A: No, India’s premium is not coming for these issues, India’s premium comes because we have different kind of stocks. We have stocks like multinational subsidiaries, we have stocks which are low capital intensive, we have a pharma types where there is no earning but right now the P/E would be high. In general, we don’t have as many oil and gas companies in our index, we also don’t have public sector undertaking (PSU) banks in our index in any meaningful way. We have HDFC Bank type of stocks in the index and therefore our sector to sector – I don’t think we have a big premium over others. Our premium comes from the fact that we have higher concentration or weightage in sectors themselves or groups that themselves have high P/E.

So if you look at steel to steel, consumer we have higher than anybody else. Other than that I don’t think we have separately very high relative valuations to other markets but this is more to do with these kind of companies that we have.

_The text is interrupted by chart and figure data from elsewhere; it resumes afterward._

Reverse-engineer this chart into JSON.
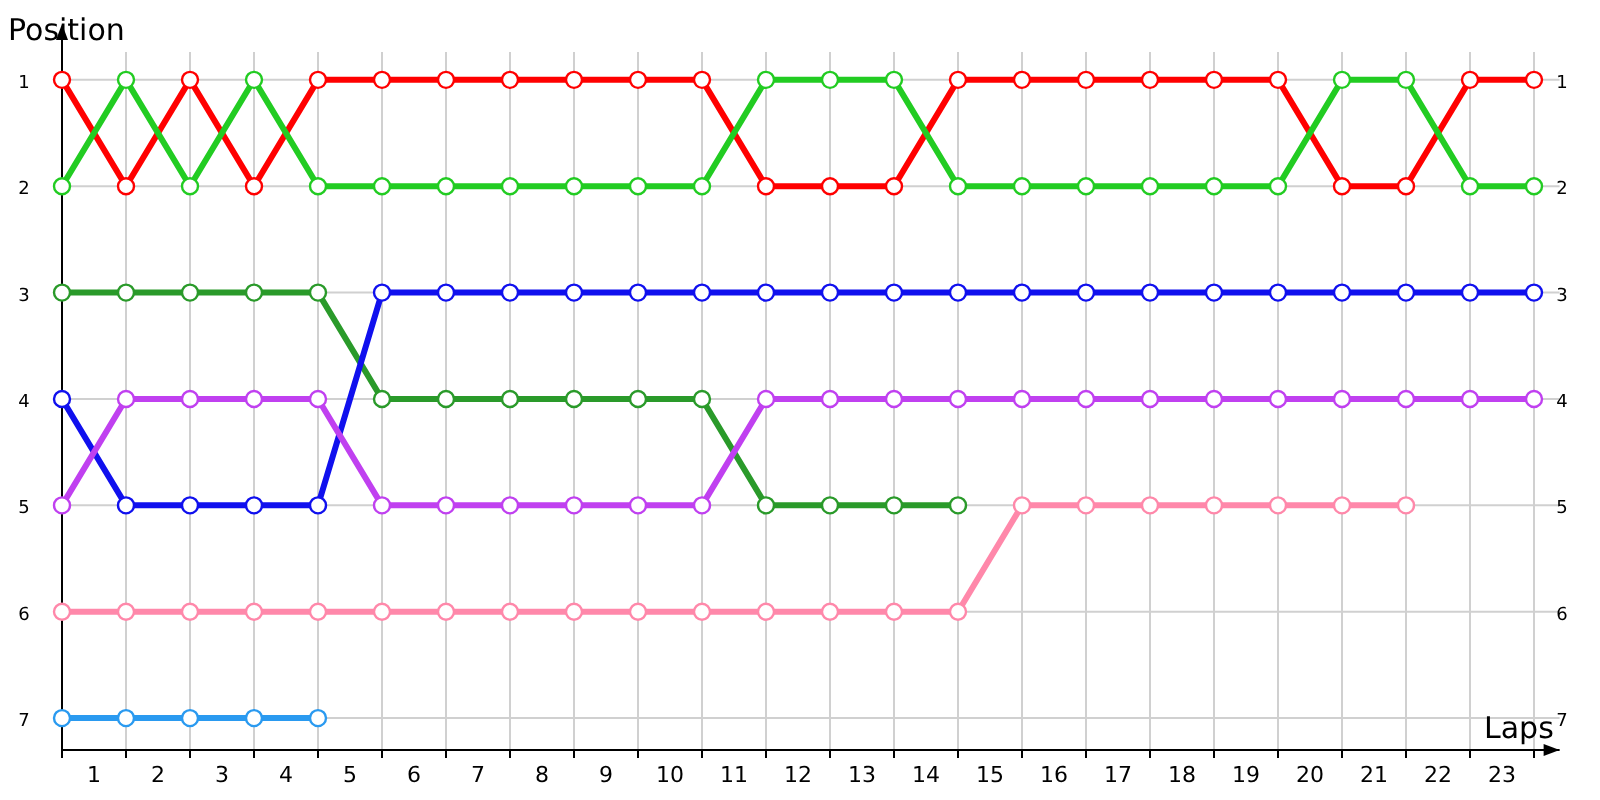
{
  "chart_data": {
    "type": "line",
    "xlabel": "Laps",
    "ylabel": "Position",
    "x": [
      0,
      1,
      2,
      3,
      4,
      5,
      6,
      7,
      8,
      9,
      10,
      11,
      12,
      13,
      14,
      15,
      16,
      17,
      18,
      19,
      20,
      21,
      22,
      23
    ],
    "series": [
      {
        "color": "#ff0000",
        "values": [
          1,
          2,
          1,
          2,
          1,
          1,
          1,
          1,
          1,
          1,
          1,
          2,
          2,
          2,
          1,
          1,
          1,
          1,
          1,
          1,
          2,
          2,
          1,
          1
        ]
      },
      {
        "color": "#22cc22",
        "values": [
          2,
          1,
          2,
          1,
          2,
          2,
          2,
          2,
          2,
          2,
          2,
          1,
          1,
          1,
          2,
          2,
          2,
          2,
          2,
          2,
          1,
          1,
          2,
          2
        ]
      },
      {
        "color": "#2a9a2a",
        "values": [
          3,
          3,
          3,
          3,
          3,
          4,
          4,
          4,
          4,
          4,
          4,
          5,
          5,
          5,
          5,
          null,
          null,
          null,
          null,
          null,
          null,
          null,
          null,
          null
        ]
      },
      {
        "color": "#1010ee",
        "values": [
          4,
          5,
          5,
          5,
          5,
          3,
          3,
          3,
          3,
          3,
          3,
          3,
          3,
          3,
          3,
          3,
          3,
          3,
          3,
          3,
          3,
          3,
          3,
          3
        ]
      },
      {
        "color": "#c040f0",
        "values": [
          5,
          4,
          4,
          4,
          4,
          5,
          5,
          5,
          5,
          5,
          5,
          4,
          4,
          4,
          4,
          4,
          4,
          4,
          4,
          4,
          4,
          4,
          4,
          4
        ]
      },
      {
        "color": "#ff88aa",
        "values": [
          6,
          6,
          6,
          6,
          6,
          6,
          6,
          6,
          6,
          6,
          6,
          6,
          6,
          6,
          6,
          5,
          5,
          5,
          5,
          5,
          5,
          5,
          null,
          null
        ]
      },
      {
        "color": "#2a9af0",
        "values": [
          7,
          7,
          7,
          7,
          7,
          null,
          null,
          null,
          null,
          null,
          null,
          null,
          null,
          null,
          null,
          null,
          null,
          null,
          null,
          null,
          null,
          null,
          null,
          null
        ]
      }
    ],
    "xlim": [
      0,
      23.4
    ],
    "xticks": [
      {
        "value": 0,
        "label": null
      },
      {
        "value": 0.5,
        "label": "1"
      },
      {
        "value": 1,
        "label": null
      },
      {
        "value": 1.5,
        "label": "2"
      },
      {
        "value": 2,
        "label": null
      },
      {
        "value": 2.5,
        "label": "3"
      },
      {
        "value": 3,
        "label": null
      },
      {
        "value": 3.5,
        "label": "4"
      },
      {
        "value": 4,
        "label": null
      },
      {
        "value": 4.5,
        "label": "5"
      },
      {
        "value": 5,
        "label": null
      },
      {
        "value": 5.5,
        "label": "6"
      },
      {
        "value": 6,
        "label": null
      },
      {
        "value": 6.5,
        "label": "7"
      },
      {
        "value": 7,
        "label": null
      },
      {
        "value": 7.5,
        "label": "8"
      },
      {
        "value": 8,
        "label": null
      },
      {
        "value": 8.5,
        "label": "9"
      },
      {
        "value": 9,
        "label": null
      },
      {
        "value": 9.5,
        "label": "10"
      },
      {
        "value": 10,
        "label": null
      },
      {
        "value": 10.5,
        "label": "11"
      },
      {
        "value": 11,
        "label": null
      },
      {
        "value": 11.5,
        "label": "12"
      },
      {
        "value": 12,
        "label": null
      },
      {
        "value": 12.5,
        "label": "13"
      },
      {
        "value": 13,
        "label": null
      },
      {
        "value": 13.5,
        "label": "14"
      },
      {
        "value": 14,
        "label": null
      },
      {
        "value": 14.5,
        "label": "15"
      },
      {
        "value": 15,
        "label": null
      },
      {
        "value": 15.5,
        "label": "16"
      },
      {
        "value": 16,
        "label": null
      },
      {
        "value": 16.5,
        "label": "17"
      },
      {
        "value": 17,
        "label": null
      },
      {
        "value": 17.5,
        "label": "18"
      },
      {
        "value": 18,
        "label": null
      },
      {
        "value": 18.5,
        "label": "19"
      },
      {
        "value": 19,
        "label": null
      },
      {
        "value": 19.5,
        "label": "20"
      },
      {
        "value": 20,
        "label": null
      },
      {
        "value": 20.5,
        "label": "21"
      },
      {
        "value": 21,
        "label": null
      },
      {
        "value": 21.5,
        "label": "22"
      },
      {
        "value": 22,
        "label": null
      },
      {
        "value": 22.5,
        "label": "23"
      },
      {
        "value": 23,
        "label": null
      }
    ],
    "ylim": [
      7.3,
      0.55
    ],
    "yticks": [
      1,
      2,
      3,
      4,
      5,
      6,
      7
    ],
    "y2lim": [
      7.3,
      0.55
    ],
    "y2ticks": [
      1,
      2,
      3,
      4,
      5,
      6,
      7
    ],
    "grid": true,
    "marker": "circle",
    "line_style": "solid"
  }
}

For example, technology today doesn't have a very high P/E but it has much higher P/E than Samsung Electronics which has 8 P/E because there is a capital intensive spends USD 8-10 billion a year on capex, of course these days it is doing well in terms of cash flows and everything but generally it always traded at 8 P/E and at worst our Infosys would trade at around 14-15 P/E. So it is okay. I don’t think the relative issue is there.

Anuj: IT has made a big come back, in fact this year if it wasn't for IT index perhaps the market would have been down far more. Do you think this is just a correction of the massive underperformance, just catching up of valuation or is something changing for Indian IT?

A: On a relative basis it is changing. We also bought 4-5 percent in IT, which we were zero for one year and negative for previous one or two years but in general it is not so much to do with the IT. It is to do with the fact that now I feel that there might be a risk on the rupee in general because we are not used to having the rupee at the same level for three-four years, from 2013 end, it’s at about the same level and in general more issues related to India and I agree with a little bit of the fact that TCS and all have won massive contracts.

Then you saw day before yesterday in an accelerated offering which may have given warning to the investors or maybe two-three days, FIIs were otherwise net sellers, suddenly came around and bought maybe billion dollars in one day. So in general because of not knowing what to do on this side, we have also a bit tilted towards IT. I am not 100 percent sure in absolute how much we will make but relative outperformance could continue for some time till the Indian side recovers, the local side that is.